NEW YORK (360Dx) – Purdue University researchers have fabricated a microfluidic test prototype from paper that could eventually be used at the point of care to detect biomarkers such as glucose, uric acid, L-lactate, ketones, and white blood cells that are used in the clinical analysis of liver and kidney function, malnutrition, and anemia.
The test could be particularly suitable for use in remote locations without electricity or clean water, and it has been designed to be easy enough to operate even by untrained people, the researchers said. The technology works by pressing on a piece of paper and triggering an electrochemical analysis that results in a color-coded readout, the researchers said.
"We hope these devices will serve untrained people located in remote villages or military bases to test for a variety of diseases without requiring any source of electricity, clean water, or additional equipment,” said Ramses Martinez, an assistant professor of industrial and biomedical engineering at Purdue University, and the coauthor of a study published Tuesday in the journal Advanced Materials Technologies describing the test.
The self-powered, paper-based electrochemical device is initiated by placing a pinprick of blood in a small circular region on the device. Alternatively, a pipetting test zone can be dipped into the sample.
The test changes color to indicate a result. Machine-vision software automatically identifies and quantifies each test using a digital image of the device. Imaging could potentially be done using a cellphone, and would provide fast diagnostic results to the user and facilitate remote-expert consultation, the researchers said.
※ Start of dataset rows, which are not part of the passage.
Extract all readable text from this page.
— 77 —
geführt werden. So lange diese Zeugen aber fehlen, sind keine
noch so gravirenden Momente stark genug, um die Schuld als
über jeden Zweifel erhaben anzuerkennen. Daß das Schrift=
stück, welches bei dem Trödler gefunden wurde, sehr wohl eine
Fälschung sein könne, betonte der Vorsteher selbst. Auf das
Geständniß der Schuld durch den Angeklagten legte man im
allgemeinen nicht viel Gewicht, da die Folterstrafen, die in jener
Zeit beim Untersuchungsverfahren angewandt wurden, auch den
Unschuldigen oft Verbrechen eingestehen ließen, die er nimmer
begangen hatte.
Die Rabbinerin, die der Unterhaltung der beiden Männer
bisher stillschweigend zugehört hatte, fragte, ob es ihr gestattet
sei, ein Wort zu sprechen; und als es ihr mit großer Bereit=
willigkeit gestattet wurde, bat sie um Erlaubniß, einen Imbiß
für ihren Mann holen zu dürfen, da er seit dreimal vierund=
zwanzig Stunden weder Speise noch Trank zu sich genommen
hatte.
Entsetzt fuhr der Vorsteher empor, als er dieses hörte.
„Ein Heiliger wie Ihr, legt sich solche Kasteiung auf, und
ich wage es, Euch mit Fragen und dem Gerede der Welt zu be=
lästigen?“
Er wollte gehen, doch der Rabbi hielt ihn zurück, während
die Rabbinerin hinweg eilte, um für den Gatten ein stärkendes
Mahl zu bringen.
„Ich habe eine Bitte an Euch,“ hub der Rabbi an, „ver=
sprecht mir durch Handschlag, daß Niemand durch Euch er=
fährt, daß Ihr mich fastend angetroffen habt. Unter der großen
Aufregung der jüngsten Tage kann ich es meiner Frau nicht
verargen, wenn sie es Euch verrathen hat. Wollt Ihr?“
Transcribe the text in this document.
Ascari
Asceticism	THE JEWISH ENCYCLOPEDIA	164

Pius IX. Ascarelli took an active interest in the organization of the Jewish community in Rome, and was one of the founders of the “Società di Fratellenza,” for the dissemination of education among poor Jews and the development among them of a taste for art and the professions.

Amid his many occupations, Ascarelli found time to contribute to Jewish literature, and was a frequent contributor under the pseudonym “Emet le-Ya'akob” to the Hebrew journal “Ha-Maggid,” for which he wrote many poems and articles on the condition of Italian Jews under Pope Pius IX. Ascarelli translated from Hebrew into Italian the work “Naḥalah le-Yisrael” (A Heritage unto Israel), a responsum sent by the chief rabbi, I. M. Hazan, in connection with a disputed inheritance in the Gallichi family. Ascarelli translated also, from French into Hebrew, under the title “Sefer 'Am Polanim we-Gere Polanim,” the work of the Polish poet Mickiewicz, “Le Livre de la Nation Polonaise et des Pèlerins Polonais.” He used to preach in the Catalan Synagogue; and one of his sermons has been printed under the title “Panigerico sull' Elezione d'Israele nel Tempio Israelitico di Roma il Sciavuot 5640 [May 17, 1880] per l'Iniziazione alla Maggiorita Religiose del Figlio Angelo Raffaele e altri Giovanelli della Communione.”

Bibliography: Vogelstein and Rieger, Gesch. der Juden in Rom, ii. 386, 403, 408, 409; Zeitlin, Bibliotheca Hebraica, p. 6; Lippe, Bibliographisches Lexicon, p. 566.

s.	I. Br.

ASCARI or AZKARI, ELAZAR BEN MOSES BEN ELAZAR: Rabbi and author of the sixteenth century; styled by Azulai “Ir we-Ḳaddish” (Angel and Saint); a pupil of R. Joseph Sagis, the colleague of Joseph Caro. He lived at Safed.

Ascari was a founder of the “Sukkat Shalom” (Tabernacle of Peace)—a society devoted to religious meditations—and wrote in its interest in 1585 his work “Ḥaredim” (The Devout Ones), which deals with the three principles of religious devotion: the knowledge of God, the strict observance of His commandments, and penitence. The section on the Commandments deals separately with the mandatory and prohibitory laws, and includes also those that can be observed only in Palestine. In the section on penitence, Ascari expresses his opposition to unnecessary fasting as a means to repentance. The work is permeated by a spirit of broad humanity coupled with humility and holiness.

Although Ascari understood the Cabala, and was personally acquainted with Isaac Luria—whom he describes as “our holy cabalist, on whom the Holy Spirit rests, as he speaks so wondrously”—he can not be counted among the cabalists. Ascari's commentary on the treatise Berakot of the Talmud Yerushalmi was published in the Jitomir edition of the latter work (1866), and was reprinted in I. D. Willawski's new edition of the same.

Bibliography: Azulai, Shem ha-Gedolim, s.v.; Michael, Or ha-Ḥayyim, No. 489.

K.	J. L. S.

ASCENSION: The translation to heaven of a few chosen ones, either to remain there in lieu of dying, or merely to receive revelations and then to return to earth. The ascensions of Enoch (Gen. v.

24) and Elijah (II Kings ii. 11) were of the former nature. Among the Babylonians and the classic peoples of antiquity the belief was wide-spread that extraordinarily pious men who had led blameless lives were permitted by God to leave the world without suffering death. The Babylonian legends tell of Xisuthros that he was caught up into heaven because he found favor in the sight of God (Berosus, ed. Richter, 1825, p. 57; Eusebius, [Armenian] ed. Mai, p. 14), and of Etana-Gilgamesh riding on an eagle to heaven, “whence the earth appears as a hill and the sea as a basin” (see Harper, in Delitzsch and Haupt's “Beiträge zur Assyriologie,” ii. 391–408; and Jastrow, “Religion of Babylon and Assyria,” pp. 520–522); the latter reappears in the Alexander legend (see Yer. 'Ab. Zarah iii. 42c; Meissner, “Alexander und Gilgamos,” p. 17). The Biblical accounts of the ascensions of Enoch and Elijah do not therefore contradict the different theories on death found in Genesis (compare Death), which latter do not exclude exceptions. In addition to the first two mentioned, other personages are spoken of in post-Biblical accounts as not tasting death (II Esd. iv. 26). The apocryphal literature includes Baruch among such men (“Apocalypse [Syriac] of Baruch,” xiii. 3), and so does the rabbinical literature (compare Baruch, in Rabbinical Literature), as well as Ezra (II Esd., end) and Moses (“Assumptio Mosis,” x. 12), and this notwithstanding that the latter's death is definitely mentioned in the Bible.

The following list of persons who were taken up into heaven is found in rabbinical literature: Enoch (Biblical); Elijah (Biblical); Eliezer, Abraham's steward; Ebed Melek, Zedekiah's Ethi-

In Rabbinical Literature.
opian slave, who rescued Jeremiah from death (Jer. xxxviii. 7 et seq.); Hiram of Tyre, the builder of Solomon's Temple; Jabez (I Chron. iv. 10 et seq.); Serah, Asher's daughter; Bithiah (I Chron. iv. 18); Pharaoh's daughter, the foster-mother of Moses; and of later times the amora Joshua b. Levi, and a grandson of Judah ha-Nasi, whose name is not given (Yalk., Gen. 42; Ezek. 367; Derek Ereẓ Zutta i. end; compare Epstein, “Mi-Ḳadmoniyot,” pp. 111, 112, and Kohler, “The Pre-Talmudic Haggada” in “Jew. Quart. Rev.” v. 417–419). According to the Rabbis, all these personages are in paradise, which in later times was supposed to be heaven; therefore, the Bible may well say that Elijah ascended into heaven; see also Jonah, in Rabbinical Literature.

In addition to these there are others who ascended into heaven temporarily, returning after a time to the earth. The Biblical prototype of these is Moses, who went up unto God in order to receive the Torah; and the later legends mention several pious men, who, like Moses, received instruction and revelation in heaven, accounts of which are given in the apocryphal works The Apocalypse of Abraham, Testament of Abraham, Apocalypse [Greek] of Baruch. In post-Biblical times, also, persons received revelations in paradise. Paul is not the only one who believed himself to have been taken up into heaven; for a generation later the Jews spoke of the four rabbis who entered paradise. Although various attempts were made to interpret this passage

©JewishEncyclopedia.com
Purdue noted that it's possible to manufacture the microfluidic test by roll-to-roll printing or spray deposition. The top layer is untreated cellulose paper with patterned hydrophobic regions that define microfluidic channels and that wick up blood samples for testing, the researchers said.
The bottom layer is a triboelectric generator that provides the electric current needed to run the test. An inexpensive handheld potentiostat, which can be recharged using the triboelectric generator, automates the test and makes it easier to operate, the researchers said.
Purdue noted that the device can perform multiplexed analyses "enabling highly sensitive and accurate detection of various targets for a range of point-of-care testing applications." Future versions of the test will consist of additional layers for more complex assays to detect diseases such as dengue fever, yellow fever, malaria, HIV, and hepatitis, Martinez said.